Natalie Batalha, an astronomer at the University of California, Santa Cruz, who contributed to and helped coordinate the new research, said in a statement: ‘We observed the exoplanet with multiple instruments that, together, provide a broad swath of the infrared spectrum and a panoply of chemical fingerprints inaccessible until [this mission].

‘Data like these are a game changer.’

WASP-39b is orbiting a host star that is eight times closer than Mercury is to our sun, which astronomers believe should bring a deeper understanding of how these processes affect the diversity of planets observed in the galaxy.

To uncover the exoplanet’s secrets, JWST tracked the planet as it passed in front of its star, allowing some of its light to filter through its atmosphere.

‘Different types of chemicals in the atmosphere absorb different colors of the starlight spectrum, so the missing colors tell astronomers which molecules are present,’ NASA shared in Tuesday’s announcement.

‘By viewing the universe in infrared light, Webb can pick up chemical fingerprints that can’t be detected in visible light.’

The telescope also detected a range of elements, including sodium (Na), potassium (K) and water vapor (H20) in the exoplanet’s atmosphere.

These confirm what was previously captured by space and ground-based telescope observations, but JWST found additional fingerprints of water at these longer wavelengths that have not been seen before.

Carbon dioxide was also found in the new data, which was detected at higher resolutions, providing twice as much as previously observed.

And while carbon monoxide was detected, astronomers did not identify methane (CH4) and hydrogen sulfide (H2S) in the data.

Hannah Wakeford, an astrophysicist at the University of Bristol in the United Kingdom who investigates exoplanet atmospheres, said in a statement: ‘We had predicted what [the telescope] would show us, but it was more precise, more diverse, and more beautiful than I actually believed it would be.’

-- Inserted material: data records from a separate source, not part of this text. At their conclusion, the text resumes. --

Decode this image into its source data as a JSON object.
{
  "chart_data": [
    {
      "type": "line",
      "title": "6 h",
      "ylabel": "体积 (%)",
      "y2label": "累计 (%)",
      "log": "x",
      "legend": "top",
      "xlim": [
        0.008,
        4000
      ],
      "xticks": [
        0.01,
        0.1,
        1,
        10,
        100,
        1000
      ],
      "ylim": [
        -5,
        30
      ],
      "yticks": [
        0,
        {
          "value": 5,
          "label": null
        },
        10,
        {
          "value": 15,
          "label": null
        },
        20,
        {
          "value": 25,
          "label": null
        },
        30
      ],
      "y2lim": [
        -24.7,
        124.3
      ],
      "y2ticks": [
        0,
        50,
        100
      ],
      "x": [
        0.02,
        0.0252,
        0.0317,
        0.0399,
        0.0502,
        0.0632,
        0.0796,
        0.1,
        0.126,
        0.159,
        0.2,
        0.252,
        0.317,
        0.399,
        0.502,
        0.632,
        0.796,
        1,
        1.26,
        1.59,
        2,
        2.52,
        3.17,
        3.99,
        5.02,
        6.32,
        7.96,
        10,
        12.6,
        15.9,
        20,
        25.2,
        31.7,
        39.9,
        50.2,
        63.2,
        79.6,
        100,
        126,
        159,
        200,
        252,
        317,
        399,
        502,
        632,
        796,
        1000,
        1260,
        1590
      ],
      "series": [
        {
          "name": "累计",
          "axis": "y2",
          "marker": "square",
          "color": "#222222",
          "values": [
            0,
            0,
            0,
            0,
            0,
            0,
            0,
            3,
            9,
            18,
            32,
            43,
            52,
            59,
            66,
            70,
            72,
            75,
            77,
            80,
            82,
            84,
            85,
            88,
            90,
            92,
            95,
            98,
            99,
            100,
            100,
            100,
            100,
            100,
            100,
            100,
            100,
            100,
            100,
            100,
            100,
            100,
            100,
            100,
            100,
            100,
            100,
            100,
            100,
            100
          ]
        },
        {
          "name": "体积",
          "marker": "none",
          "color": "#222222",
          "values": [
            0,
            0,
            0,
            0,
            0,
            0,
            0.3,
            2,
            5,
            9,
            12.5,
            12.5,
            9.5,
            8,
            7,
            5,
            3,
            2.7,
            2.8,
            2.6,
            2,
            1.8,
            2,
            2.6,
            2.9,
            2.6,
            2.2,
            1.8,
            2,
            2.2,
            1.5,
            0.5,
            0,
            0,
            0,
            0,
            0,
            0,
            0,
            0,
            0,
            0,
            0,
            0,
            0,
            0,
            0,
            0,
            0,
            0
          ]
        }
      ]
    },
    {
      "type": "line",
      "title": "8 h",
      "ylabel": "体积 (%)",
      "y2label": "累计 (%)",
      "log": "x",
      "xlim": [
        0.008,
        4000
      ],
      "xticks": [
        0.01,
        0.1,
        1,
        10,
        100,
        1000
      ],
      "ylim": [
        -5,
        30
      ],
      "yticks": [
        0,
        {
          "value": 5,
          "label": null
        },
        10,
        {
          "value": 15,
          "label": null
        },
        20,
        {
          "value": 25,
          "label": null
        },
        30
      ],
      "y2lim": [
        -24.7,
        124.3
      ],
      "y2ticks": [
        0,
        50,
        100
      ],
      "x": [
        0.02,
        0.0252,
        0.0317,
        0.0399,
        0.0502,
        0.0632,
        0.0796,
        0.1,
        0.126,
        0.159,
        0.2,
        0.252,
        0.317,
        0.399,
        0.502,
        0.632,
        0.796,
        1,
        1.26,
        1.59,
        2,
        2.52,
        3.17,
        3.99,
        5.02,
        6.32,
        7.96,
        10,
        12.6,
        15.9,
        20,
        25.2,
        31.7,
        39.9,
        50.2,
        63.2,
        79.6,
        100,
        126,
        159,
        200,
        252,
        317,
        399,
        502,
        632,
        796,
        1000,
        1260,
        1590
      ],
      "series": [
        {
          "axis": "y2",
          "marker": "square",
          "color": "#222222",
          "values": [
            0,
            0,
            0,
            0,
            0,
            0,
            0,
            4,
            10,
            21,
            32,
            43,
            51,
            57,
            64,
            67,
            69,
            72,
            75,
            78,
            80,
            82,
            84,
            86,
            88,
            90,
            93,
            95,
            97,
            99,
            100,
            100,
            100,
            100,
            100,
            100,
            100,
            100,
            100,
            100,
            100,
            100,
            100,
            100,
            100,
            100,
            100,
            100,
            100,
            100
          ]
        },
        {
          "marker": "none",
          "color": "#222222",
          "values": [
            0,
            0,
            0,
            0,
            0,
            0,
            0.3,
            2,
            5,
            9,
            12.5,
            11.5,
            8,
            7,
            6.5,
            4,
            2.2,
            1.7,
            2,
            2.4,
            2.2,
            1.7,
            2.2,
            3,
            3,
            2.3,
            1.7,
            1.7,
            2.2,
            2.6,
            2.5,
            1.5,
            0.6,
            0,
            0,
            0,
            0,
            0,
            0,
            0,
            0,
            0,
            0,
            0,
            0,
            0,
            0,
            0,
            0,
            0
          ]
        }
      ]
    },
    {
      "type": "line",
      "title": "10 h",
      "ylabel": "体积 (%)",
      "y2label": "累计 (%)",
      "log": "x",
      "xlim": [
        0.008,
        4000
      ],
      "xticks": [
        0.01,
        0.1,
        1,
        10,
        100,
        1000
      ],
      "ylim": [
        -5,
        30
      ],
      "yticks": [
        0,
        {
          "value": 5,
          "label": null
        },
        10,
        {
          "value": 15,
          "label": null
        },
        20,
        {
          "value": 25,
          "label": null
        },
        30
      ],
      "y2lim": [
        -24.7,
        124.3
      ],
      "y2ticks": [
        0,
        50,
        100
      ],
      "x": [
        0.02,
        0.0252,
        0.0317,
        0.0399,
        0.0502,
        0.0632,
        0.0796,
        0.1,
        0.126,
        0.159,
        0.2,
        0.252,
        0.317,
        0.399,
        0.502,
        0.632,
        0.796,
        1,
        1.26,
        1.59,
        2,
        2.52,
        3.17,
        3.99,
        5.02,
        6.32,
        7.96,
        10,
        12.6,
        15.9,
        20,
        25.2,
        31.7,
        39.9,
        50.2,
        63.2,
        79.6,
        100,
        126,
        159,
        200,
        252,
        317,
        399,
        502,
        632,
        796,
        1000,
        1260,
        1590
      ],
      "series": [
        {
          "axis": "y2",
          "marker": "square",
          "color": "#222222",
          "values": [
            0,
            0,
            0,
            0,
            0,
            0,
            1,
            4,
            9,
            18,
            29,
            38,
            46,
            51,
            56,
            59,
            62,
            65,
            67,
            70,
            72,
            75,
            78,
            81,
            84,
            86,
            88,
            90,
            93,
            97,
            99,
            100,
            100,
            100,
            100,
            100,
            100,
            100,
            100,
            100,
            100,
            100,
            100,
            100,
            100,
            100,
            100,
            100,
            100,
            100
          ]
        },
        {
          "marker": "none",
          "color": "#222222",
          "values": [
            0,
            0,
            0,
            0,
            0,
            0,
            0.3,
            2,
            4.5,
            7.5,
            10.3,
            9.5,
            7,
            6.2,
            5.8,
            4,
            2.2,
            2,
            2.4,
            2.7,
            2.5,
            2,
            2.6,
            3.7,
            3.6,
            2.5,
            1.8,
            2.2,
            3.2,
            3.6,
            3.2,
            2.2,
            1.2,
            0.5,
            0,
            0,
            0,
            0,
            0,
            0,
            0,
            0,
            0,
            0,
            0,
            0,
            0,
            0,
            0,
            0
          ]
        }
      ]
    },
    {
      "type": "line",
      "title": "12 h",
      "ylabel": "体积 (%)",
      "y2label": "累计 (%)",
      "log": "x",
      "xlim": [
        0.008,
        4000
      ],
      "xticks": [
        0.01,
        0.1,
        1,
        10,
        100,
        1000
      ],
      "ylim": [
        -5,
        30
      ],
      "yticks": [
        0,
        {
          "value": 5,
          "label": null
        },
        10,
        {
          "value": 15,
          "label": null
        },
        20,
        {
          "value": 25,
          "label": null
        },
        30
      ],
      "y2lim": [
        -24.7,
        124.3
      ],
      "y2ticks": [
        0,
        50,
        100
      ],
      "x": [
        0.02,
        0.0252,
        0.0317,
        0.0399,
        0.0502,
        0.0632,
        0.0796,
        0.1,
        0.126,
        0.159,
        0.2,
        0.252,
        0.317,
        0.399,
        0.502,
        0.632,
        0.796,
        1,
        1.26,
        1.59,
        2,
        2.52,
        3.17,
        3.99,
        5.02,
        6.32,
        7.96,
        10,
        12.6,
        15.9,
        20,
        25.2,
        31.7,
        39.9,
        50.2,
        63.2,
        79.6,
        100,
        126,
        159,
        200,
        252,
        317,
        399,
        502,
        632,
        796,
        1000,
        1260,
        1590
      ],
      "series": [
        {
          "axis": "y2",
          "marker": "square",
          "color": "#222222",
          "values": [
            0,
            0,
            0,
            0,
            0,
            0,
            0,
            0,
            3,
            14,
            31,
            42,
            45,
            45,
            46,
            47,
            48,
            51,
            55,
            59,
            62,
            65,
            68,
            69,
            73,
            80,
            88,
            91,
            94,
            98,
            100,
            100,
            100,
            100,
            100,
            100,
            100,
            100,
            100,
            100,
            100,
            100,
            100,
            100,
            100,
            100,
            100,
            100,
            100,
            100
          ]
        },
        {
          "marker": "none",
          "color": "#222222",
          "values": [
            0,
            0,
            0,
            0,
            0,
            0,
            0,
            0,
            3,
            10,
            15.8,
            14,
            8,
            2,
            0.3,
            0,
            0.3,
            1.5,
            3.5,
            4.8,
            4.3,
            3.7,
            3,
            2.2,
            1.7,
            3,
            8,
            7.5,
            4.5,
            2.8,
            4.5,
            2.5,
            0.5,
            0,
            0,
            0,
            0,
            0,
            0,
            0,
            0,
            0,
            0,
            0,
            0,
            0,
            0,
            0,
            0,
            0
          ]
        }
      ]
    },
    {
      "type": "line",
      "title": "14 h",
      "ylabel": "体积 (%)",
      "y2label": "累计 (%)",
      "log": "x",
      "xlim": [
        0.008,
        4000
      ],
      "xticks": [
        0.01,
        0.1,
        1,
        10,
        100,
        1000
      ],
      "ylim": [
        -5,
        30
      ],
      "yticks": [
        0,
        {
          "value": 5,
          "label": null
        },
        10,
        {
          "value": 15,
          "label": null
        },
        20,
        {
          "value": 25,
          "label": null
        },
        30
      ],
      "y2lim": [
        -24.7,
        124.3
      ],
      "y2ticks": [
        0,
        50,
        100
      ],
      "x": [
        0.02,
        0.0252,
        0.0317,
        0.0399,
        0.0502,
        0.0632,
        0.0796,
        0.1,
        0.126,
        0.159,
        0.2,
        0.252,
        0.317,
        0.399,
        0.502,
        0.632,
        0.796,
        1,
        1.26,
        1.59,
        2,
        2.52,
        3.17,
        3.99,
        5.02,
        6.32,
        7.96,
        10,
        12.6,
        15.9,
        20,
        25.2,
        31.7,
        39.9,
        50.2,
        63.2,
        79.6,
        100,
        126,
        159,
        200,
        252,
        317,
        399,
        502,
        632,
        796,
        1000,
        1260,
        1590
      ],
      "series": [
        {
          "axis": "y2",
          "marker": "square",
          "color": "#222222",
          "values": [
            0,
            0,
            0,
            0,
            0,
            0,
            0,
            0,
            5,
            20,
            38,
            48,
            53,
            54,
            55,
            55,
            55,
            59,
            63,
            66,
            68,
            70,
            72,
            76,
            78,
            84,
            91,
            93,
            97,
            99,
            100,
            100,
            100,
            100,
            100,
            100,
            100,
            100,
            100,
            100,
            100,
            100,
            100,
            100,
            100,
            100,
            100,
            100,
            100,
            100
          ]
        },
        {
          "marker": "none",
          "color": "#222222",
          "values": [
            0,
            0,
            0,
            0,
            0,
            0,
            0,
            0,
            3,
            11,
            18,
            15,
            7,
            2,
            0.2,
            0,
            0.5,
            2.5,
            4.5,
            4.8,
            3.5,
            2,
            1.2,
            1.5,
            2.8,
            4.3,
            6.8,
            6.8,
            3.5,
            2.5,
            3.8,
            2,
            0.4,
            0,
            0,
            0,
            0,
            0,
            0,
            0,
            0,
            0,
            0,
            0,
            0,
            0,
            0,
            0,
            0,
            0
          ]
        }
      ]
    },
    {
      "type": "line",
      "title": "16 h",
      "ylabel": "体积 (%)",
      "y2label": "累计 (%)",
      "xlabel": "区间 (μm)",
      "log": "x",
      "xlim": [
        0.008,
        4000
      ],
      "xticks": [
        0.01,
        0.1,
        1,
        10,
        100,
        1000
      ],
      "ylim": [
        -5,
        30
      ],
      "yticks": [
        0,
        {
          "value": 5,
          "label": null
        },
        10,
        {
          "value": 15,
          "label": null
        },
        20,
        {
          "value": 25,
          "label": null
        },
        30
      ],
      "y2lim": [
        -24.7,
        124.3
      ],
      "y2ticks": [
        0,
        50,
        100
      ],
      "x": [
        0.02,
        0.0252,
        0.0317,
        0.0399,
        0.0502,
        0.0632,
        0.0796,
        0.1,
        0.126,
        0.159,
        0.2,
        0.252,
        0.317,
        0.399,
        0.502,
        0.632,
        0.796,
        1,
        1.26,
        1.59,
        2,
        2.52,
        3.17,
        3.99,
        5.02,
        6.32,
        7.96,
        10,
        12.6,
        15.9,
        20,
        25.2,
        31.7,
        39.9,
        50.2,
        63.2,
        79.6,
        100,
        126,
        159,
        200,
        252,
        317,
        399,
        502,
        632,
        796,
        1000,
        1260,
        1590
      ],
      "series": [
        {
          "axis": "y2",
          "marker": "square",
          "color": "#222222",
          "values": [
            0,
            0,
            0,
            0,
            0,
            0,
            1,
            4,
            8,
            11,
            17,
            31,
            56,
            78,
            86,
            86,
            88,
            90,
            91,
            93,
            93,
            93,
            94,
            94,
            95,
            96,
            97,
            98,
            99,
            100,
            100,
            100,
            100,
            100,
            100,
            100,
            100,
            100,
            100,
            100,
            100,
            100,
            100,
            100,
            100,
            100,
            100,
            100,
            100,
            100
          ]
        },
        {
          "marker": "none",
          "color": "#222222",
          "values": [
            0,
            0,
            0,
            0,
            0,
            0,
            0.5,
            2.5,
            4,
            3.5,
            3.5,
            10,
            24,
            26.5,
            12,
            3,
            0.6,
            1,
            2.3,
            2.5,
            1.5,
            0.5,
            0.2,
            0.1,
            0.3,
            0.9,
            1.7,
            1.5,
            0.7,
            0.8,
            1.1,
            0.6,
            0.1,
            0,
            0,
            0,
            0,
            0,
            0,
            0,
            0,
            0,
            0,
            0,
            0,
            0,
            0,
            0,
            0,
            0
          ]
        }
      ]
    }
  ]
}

Having such a complete roster of chemical ingredients in an exoplanet atmosphere also gives scientists a glimpse of the abundance of different elements about each other, such as carbon-to-oxygen or potassium-to-oxygen ratios.

That, in turn, provides insight into how this planet – and perhaps others – formed out of the disk of gas and dust surrounding the parent star in its younger years.

WASP-39 b’s chemical inventory suggests a history of smashups and mergers of smaller bodies called planetesimals to create an eventual goliath of a planet.

Kazumasa Ohno, a UC Santa Cruz exoplanet researcher who worked on Webb data, said in a statement: ‘The abundance of sulfur [relative to] hydrogen indicated that the planet presumably experienced significant accretion of planetesimals that can deliver [these ingredients] to the atmosphere.

‘The data also indicates that oxygen is a lot more abundant than the carbon in the atmosphere. This potentially indicates that WASP-39 b originally formed far away from the central star.